A feed parser for Common Lisp programs

087 March 6, 2019 -- (tech tmsr)

This is the second part of a series on building blocks for Feedbot.

Now that we have an XML parser on hand, we can use it to obtain RSS and Atom feeds in a structured format. Once again, as far as heathendom goes we are lucky -- one Kyle Isom has provided us with a feed parser, cl-feedparse, that is under three hundred lines of neat Lisp code, and quite importantly, it meets the spec, as can be seen below.

The code is available as a patch on the S-XML V tree.

The remainder of this post a. describes the structure and functionality of feedparse; and b. it provides some usage examples.

(cl-)feedparse provides the following simple structure for (RSS/Atom) feeds. A feed can be decomposed into: its title, kind (RSS or Atom), URL and list of feed items. A feed item has the following elements: an ID, a title, a (publication) date, a link to the actual item and a body/description.

In order to obtain a feed, feedparse:

To this, I have added bolt-on functionality (http-request-with-timeout)1 which performs the HTTP request on a separate thread, so that, for all the obvious reasons, the operation can be aborted after a user-configured timeout period expires.

The code, in all its depth, is very easy to understand; the reader is encouraged to peruse the linked V items, in particular s-xml-feedparse.vpatch, and in particular feedparse.lisp.

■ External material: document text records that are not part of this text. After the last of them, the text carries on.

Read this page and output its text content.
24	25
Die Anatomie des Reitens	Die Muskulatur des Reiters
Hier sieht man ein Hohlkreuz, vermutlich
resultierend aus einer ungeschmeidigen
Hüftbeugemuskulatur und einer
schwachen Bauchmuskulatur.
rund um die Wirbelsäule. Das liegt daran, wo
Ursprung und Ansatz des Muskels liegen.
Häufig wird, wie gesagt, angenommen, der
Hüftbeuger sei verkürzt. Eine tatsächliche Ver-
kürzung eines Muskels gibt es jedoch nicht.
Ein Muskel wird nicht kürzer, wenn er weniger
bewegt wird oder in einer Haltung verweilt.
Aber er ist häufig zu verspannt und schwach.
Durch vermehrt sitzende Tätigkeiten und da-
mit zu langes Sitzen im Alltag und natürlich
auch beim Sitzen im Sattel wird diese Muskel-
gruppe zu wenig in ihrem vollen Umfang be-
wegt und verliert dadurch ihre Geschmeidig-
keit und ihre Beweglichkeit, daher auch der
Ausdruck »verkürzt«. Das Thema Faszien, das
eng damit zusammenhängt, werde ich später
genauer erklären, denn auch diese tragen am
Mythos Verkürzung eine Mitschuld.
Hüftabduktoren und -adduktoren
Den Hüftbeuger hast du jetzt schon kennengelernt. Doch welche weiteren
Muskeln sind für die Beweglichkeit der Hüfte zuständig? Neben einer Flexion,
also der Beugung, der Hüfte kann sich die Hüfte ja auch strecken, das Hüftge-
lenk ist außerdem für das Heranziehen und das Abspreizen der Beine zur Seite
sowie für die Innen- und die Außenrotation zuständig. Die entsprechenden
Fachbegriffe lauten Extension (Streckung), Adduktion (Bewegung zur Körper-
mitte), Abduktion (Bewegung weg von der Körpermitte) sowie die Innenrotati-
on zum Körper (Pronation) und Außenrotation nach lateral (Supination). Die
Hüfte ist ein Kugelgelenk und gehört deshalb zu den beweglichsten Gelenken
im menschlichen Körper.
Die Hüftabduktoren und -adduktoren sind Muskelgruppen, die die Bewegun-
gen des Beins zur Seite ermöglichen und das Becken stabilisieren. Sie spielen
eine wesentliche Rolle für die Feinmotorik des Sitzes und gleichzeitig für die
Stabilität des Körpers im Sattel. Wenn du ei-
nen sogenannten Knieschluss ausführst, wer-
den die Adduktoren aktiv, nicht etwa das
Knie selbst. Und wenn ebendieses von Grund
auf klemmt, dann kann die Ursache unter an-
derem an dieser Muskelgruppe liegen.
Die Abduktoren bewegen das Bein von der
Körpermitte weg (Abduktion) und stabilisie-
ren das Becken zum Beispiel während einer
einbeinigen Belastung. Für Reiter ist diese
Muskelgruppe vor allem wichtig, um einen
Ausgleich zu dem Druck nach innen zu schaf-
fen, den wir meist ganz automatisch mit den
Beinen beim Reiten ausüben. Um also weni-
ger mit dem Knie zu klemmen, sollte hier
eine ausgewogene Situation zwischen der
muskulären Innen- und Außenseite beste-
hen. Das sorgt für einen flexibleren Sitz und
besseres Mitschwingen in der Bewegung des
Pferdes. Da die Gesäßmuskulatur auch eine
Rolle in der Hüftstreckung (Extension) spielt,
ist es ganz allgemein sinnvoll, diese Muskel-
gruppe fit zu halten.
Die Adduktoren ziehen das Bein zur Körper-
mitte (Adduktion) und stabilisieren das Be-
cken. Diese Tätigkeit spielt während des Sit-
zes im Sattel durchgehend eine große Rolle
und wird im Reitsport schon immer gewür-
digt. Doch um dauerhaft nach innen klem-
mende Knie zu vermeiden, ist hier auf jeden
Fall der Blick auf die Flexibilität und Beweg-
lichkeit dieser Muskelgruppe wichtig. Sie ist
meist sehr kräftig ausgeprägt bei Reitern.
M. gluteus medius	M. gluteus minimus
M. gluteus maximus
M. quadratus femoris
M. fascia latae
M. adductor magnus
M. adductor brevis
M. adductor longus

Now, for the usage bit. After we've pressed to s-xml-feedparse:

$ vk.pl p s-xml s-xml-feedparse.vpatch
$ cd s-xml

and imported all its dependencies2, we can now run our parser:

... fire up CL-tron, load dependencies, feedparse, e.g.
> (asdf:load-system :feedparse)
> (defvar *ttp-feed*
           (feedparse:parse-feed "http://thetarpit.org/rss.xml"))
> (feedparse:feed-title *ttp-feed*)
"The Tar Pit
> (defvar *ttp-latest*
           (car (feedparse:feed-items *ttp-feed*)))
> (feedparse:item-title *ttp-latest*)
"A feed parser for Common Lisp programs
> (feedparse:item-link *ttp-latest*)

In the next episode of this series, we will use feedparse to write a program that automatically checks for new feeds and populates a user-defined feed database.

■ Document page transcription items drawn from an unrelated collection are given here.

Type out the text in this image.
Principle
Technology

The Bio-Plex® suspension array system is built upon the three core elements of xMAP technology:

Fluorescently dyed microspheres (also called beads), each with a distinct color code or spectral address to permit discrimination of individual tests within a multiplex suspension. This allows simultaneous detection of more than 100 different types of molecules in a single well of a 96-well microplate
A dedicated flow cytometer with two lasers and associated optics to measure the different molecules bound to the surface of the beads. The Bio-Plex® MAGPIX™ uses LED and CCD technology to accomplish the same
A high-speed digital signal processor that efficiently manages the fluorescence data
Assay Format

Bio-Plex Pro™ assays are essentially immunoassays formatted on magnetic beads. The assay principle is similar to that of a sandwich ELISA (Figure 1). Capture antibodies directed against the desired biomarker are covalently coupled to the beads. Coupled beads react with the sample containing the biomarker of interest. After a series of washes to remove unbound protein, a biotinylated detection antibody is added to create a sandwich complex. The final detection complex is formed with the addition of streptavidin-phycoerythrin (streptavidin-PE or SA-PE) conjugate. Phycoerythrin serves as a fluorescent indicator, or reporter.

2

  1. In a normal world, where everything is genesized, properly seated in its own place and performing its own duties, this function would be part of the Drakma curl library. As things stand, however, I've just implemented it directly in feedparse -- this will have to eventually be addressed, so that feed parsing code will lie with the feed parser, HTTP request code with the curl code and so on and so forth. See the following footnote for a few gory details.

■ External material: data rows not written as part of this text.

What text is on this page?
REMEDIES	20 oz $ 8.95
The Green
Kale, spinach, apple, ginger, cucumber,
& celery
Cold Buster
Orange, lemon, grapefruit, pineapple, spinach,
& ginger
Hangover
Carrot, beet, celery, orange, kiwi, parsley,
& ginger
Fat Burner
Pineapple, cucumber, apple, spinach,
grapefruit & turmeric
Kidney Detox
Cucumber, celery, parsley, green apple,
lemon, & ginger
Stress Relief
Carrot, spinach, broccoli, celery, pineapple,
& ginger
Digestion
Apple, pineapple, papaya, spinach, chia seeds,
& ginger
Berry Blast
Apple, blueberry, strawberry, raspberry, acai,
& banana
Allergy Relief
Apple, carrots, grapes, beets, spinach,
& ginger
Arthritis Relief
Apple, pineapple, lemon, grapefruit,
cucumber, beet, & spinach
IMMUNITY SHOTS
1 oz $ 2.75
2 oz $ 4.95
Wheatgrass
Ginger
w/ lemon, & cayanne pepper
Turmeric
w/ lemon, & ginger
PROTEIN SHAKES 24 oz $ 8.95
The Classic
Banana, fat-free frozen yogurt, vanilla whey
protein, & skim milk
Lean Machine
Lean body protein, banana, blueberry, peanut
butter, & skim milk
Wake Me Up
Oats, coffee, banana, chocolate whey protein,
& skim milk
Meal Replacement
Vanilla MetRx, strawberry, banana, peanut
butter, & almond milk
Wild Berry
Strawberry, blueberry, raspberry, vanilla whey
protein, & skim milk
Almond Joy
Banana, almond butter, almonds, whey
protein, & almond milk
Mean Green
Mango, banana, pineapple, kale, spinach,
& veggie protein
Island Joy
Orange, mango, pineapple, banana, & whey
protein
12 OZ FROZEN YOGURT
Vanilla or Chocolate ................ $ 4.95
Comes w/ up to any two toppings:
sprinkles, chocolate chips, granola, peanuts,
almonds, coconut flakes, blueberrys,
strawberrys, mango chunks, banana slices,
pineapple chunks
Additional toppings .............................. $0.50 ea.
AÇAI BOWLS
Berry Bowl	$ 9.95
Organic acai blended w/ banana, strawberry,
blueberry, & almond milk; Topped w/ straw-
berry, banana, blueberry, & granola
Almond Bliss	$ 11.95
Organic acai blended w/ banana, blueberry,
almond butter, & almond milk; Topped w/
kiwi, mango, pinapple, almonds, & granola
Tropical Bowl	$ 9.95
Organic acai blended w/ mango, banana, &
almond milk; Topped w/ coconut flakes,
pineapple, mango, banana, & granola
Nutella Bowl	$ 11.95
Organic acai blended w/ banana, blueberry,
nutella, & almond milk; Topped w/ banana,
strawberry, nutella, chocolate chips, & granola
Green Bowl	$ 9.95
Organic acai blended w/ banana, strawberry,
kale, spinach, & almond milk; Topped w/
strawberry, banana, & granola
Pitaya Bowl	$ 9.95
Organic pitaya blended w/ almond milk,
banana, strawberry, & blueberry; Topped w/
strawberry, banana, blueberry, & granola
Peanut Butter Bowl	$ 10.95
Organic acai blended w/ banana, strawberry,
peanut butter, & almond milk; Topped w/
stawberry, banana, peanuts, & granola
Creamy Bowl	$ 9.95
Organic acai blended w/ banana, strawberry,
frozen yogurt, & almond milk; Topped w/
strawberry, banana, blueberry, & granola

  2. Unfortunately, feedparse depends on Lisp code which is not yet V-ified, namely Drakma and flexi-streams, which on their own depend on other packages. The full set of dependencies is: usocket(1), chipz(2), flexi-streams(3), trivial-gray-streams(4), chunga(5), cl-base64(6), cl-puri(7) and drakma(8):

    1. A so-called "portability layer" for TCP and UDP sockets, over various OS and CL implementations. Required by Drakma.
    2. A gzip library for Common Lisp. Required by Drakma, because apparently you can't have HTTP without compression nowadays.
    3. The implementation of a binary "stream" data structure. Required by both Drakma and cl-feedparse, because HTTP and arbitrary binary data.
    4. A so-called "thin compatibility layer" for gray streams. Required by flexi-streams, because compatibility layer on top of compatibility layer.
    5. "Chunked streams". Streams on top of streams on top of streams -- it's streams all the way down! Required by Drakma, because... well, some HTTP fuckery or another, I won't bother the reader with details.
    6. Base64 implementation for Common Lisp.
    7. URL parser for Common Lisp.
    8. Curl implementation for Common Lisp. Full of usefuls, but bloated with crap such as SSLisms, which, by the by, can be "disabled" (see how SSL is -- fortunately! -- not part of this dependency list). All that mess is still there though.

    All this just to grab a piece of XML serialized into text, transform it into an S-expression and further parse that S-expression into the structure described in this article. Now, far be it from me to debate the usefulness of all this stuff, but remember, whenever you run, e.g.:

    > (ql:quickload :feedparse)

    you are importing it, whether you see it or not and whether you like it or not. All this burden, you can't just wave it away.